Managing Data Dependencies

Dependency graphs can be tracked explicitly in datafs, and each version can have its own dependencies.

You specify dependencies from the command line interface or from within python.

Note

Dependencies are not currently validated in any way, so entering a dependency that is not a valid archive name or version will not raise an error.

Specifying Dependencies

On write

Dependencies can be set when using the --dependency option to the update command. To specify several dependencies, use multiple --dependency archive[==version] arguments.

Each --dependency value should have the syntax archive_name==version. Supplying only the archive name will result in a value of None. A value of None is a valid dependency specification, where the version is treated as unpinned and is always interpreted as the dependency’s latest version.

For example:

$ datafs create my_archive

$ echo "contents depend on archive 2 v1.1" >> arch.txt

$ datafs update my_archive arch.txt  --dependency "archive2==1.1" --dependency "archive3"

$ datafs get_dependencies my_archive
{'archive2': '1.1', 'archive3': None}

After write

Dependencies can also be added to the latest version of an archive using the set_dependencies command:

$ datafs set_dependencies my_archive --dependency archive2==1.2

$ datafs get_dependencies my_archive
{'archive2': '1.2'}

Using a requirements file

If a requirements file is present at api creation, all archives written with that api object will have the specified dependencies by default.

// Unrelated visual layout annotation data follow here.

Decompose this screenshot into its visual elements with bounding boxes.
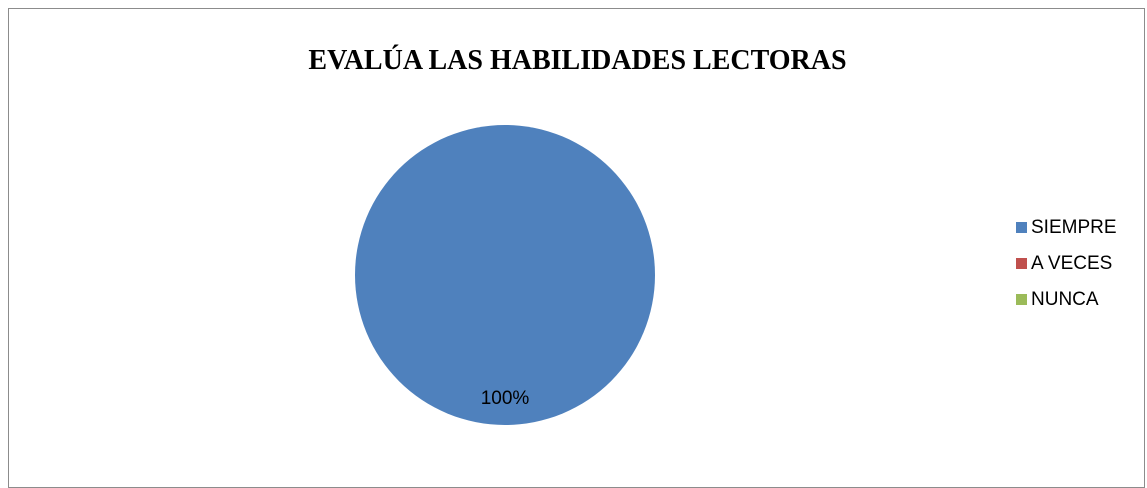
chart-area: EVALÚA LAS HABILIDADES LECTORAS 100% SIE…: [8, 8, 1145, 488]
pie-slices: [355, 125, 655, 425]
pie-data-labels: 100%: [481, 388, 530, 409]
pie-chart: 100% SIEMPRE A VECES NUNCA: [355, 125, 1117, 425]
legend-item-nunca: NUNCA: [1016, 289, 1099, 310]
pie-slice-siempre: [355, 125, 655, 425]
data-label-siempre: 100%: [481, 388, 530, 409]
legend-label-nunca: NUNCA: [1031, 289, 1099, 310]
chart-legend: SIEMPRE A VECES NUNCA: [1016, 217, 1117, 310]
legend-swatch-siempre: [1016, 222, 1027, 233]
legend-label-a-veces: A VECES: [1031, 253, 1112, 274]
legend-swatch-a-veces: [1016, 258, 1027, 269]
legend-item-siempre: SIEMPRE: [1016, 217, 1117, 238]
legend-label-siempre: SIEMPRE: [1031, 217, 1117, 238]
chart-title: EVALÚA LAS HABILIDADES LECTORAS: [308, 45, 847, 76]
legend-swatch-nunca: [1016, 294, 1027, 305]
legend-item-a-veces: A VECES: [1016, 253, 1112, 274]
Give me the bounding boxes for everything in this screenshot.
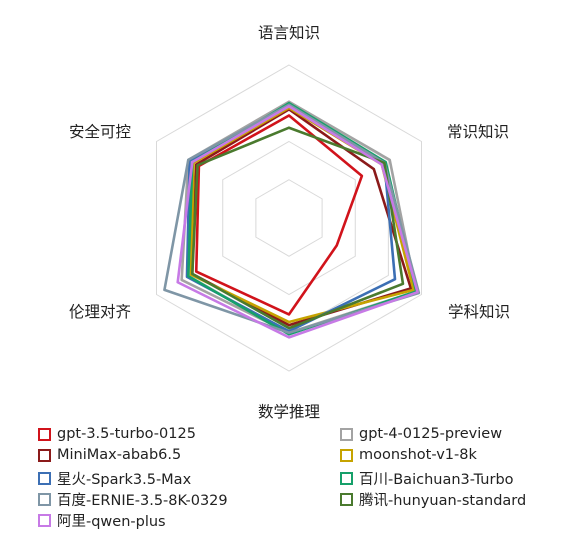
series-line-7 bbox=[190, 126, 405, 330]
grid-ring-2 bbox=[222, 140, 356, 296]
series-line-8 bbox=[176, 105, 419, 339]
axis-label-0: 语言知识 bbox=[258, 24, 320, 42]
axis-label-1: 常识知识 bbox=[447, 123, 509, 141]
axis-label-3: 数学推理 bbox=[258, 403, 320, 421]
axis-label-2: 学科知识 bbox=[448, 303, 510, 321]
axis-label-4: 伦理对齐 bbox=[69, 303, 131, 321]
grid-ring-4 bbox=[155, 64, 423, 372]
series-line-2 bbox=[190, 108, 413, 327]
axis-label-5: 安全可控 bbox=[69, 123, 131, 141]
grid-ring-1 bbox=[255, 179, 323, 257]
radar-series bbox=[163, 100, 421, 339]
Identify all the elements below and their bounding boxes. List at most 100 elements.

For example, with the following requirements file as requirements_data.txt:

1
2
dep1==1.0
dep2==0.4.1a3

Archives written while in this working directory will have these requirements:

$ echo "depends on dep1 and dep2" > arch.txt

$ datafs update my_archive arch.txt --requirements_file 'requirements_data.txt'

$ datafs get_dependencies my_archive
{'dep1': '1.0', 'dep2': '0.4.1a3'}

Using Dependencies

Retrieve dependencies with the dependencies command:

$ datafs get_dependencies my_archive
{'dep1': '1.0', 'dep2': '0.4.1a3'}

Get dependencies for older versions using the --version argument:

$ datafs get_dependencies my_archive --version 0.0.1
{'archive2': '1.1', 'archive3': None}